Dalam satu dekade terakhir ini, wacana obyek di lingkungan seni rupa kontemporer kita datang begitu saja. Misalnya sebagai perluasan gagasan trimatra dari para pelukis atau permainan yang mengasyikkan perihal skala oleh para pematung. Para perupa dari lingkungan kriya-seni menyambutnya dengan bermacam-macam pendekatan: olahan bentuk baru yang menyimpang dari tradisi dan fungsi wadah, pencampuran bahan, mengkopi atau mengapropriasi bentuk yang ada, dan sebagainya. Pendek kata, obyek dalam seni rupa kita ikut merayakan keserbabolehan.
Dengan latar ini, karya Hardiman Radjab yang memanfaatkan bentuk dan ruang yang "menjadi’ dalam koper, bahkan menghidupkannya (perhatikan, dalam pameran ini kopernya ada yang bisa ‘bernafas’), memberinya isi dan tafsiran macam-macam menjadi menarik karena kesuntukannya menggarap single-minded medium koper.

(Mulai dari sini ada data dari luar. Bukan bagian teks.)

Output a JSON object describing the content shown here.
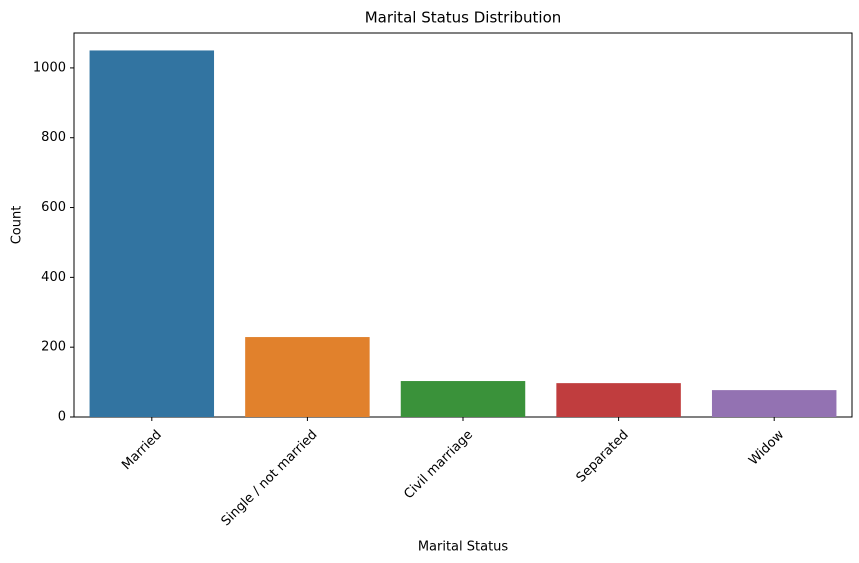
{
  "chart_data": {
    "type": "bar",
    "title": "Marital Status Distribution",
    "x_label": "Marital Status",
    "y_label": "Count",
    "categories": [
      "Married",
      "Single / not married",
      "Civil marriage",
      "Separated",
      "Widow"
    ],
    "values": [
      1050,
      229,
      103,
      97,
      77
    ],
    "colors": [
      "#3274a1",
      "#e1812c",
      "#3a923a",
      "#c03d3e",
      "#9372b2"
    ],
    "ylim": [
      0,
      1100
    ],
    "yticks": [
      0,
      200,
      400,
      600,
      800,
      1000
    ],
    "grid": false
  }
}
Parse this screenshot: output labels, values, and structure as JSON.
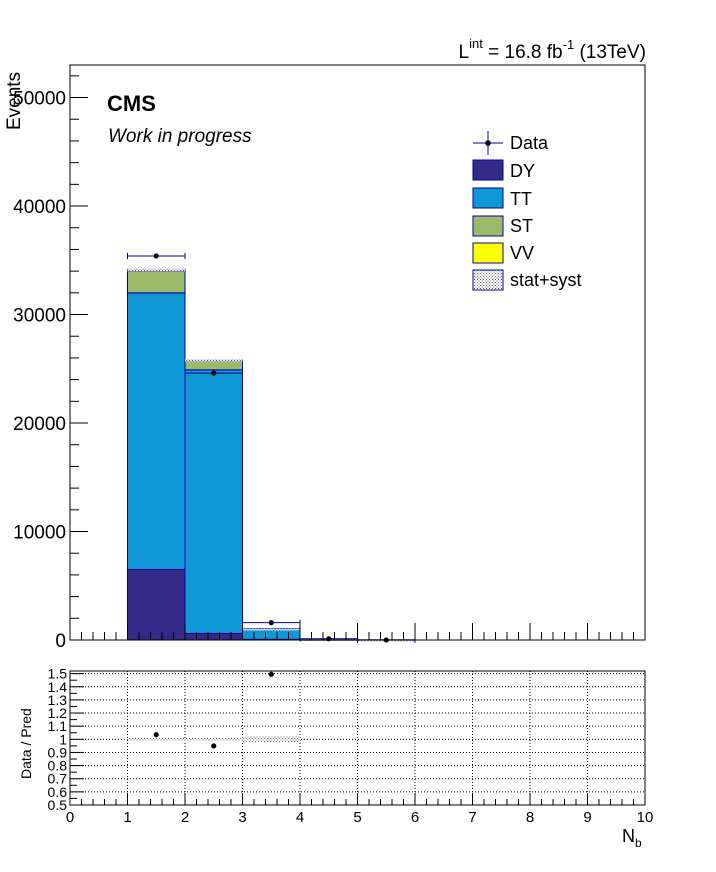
{
  "header": {
    "lumi_L": "L",
    "lumi_sup": "int",
    "lumi_eq": " = 16.8 fb",
    "lumi_exp": "-1",
    "lumi_energy": " (13TeV)",
    "cms": "CMS",
    "work": "Work in progress"
  },
  "colors": {
    "DY": "#352a87",
    "TT": "#0f97d6",
    "ST": "#9cbb6a",
    "VV": "#ffff00",
    "frame": "#000000",
    "hist_line": "#000099",
    "band": "#b0b0b0"
  },
  "chart_data": [
    {
      "type": "bar",
      "stacked": true,
      "ylabel": "Events",
      "xlabel": "",
      "xlim": [
        0,
        10
      ],
      "ylim": [
        0,
        53000
      ],
      "yticks": [
        0,
        10000,
        20000,
        30000,
        40000,
        50000
      ],
      "yticks_text": [
        "0",
        "10000",
        "20000",
        "30000",
        "40000",
        "50000"
      ],
      "bins": [
        [
          1,
          2
        ],
        [
          2,
          3
        ],
        [
          3,
          4
        ],
        [
          4,
          5
        ],
        [
          5,
          6
        ]
      ],
      "series": [
        {
          "name": "DY",
          "values": [
            6500,
            600,
            60,
            5,
            0
          ]
        },
        {
          "name": "TT",
          "values": [
            25500,
            24300,
            900,
            80,
            5
          ]
        },
        {
          "name": "ST",
          "values": [
            2000,
            800,
            80,
            10,
            1
          ]
        },
        {
          "name": "VV",
          "values": [
            150,
            80,
            10,
            1,
            0
          ]
        }
      ],
      "data": {
        "name": "Data",
        "x": [
          1.5,
          2.5,
          3.5,
          4.5,
          5.5
        ],
        "y": [
          35400,
          24600,
          1600,
          110,
          8
        ]
      },
      "band_name": "stat+syst",
      "band_rel": [
        0.005,
        0.005,
        0.01,
        0.02,
        0.05
      ],
      "legend": [
        "Data",
        "DY",
        "TT",
        "ST",
        "VV",
        "stat+syst"
      ],
      "legend_position": "top-right",
      "grid": false
    },
    {
      "type": "scatter",
      "ylabel": "Data / Pred",
      "xlabel": "N_b",
      "xlim": [
        0,
        10
      ],
      "ylim": [
        0.5,
        1.52
      ],
      "xticks": [
        0,
        1,
        2,
        3,
        4,
        5,
        6,
        7,
        8,
        9,
        10
      ],
      "xticks_text": [
        "0",
        "1",
        "2",
        "3",
        "4",
        "5",
        "6",
        "7",
        "8",
        "9",
        "10"
      ],
      "yticks": [
        0.5,
        0.6,
        0.7,
        0.8,
        0.9,
        1.0,
        1.1,
        1.2,
        1.3,
        1.4,
        1.5
      ],
      "yticks_text": [
        "0.5",
        "0.6",
        "0.7",
        "0.8",
        "0.9",
        "1",
        "1.1",
        "1.2",
        "1.3",
        "1.4",
        "1.5"
      ],
      "points": {
        "x": [
          1.5,
          2.5,
          3.5
        ],
        "y": [
          1.035,
          0.95,
          1.495
        ]
      },
      "band_half": [
        0.01,
        0.01,
        0.025
      ],
      "grid": true
    }
  ]
}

Hardiman mantap memilih obyek ini, dan merasa bahwa obyek-koper ini –umumnya koper-koper tua yang menyiman tanda dan bau keras suatu perjalanan - cukup lebar untuk menampung wawasan, ide atau cerita lewat bentuk kopernya yang begitu-begitu saja. Bau perjalanan, suasana asing, pengab, ingatan, kenangan, perpindahan tempat, kesendirian dan kesunyian meruap dari kopor-kopor tua dalam karya-karyanya.

Kentalnya upaya menyusun tema dalam obyek-koper Hardiman menunjukkan kecenderungan berbeda dengan wacana obyek yang ‘serba boleh’ dalam seni rupa kontemporer kita akhir-akhir ini. Di sana letak keunikan sekaligus kekuatan karya Hardiman menurutku.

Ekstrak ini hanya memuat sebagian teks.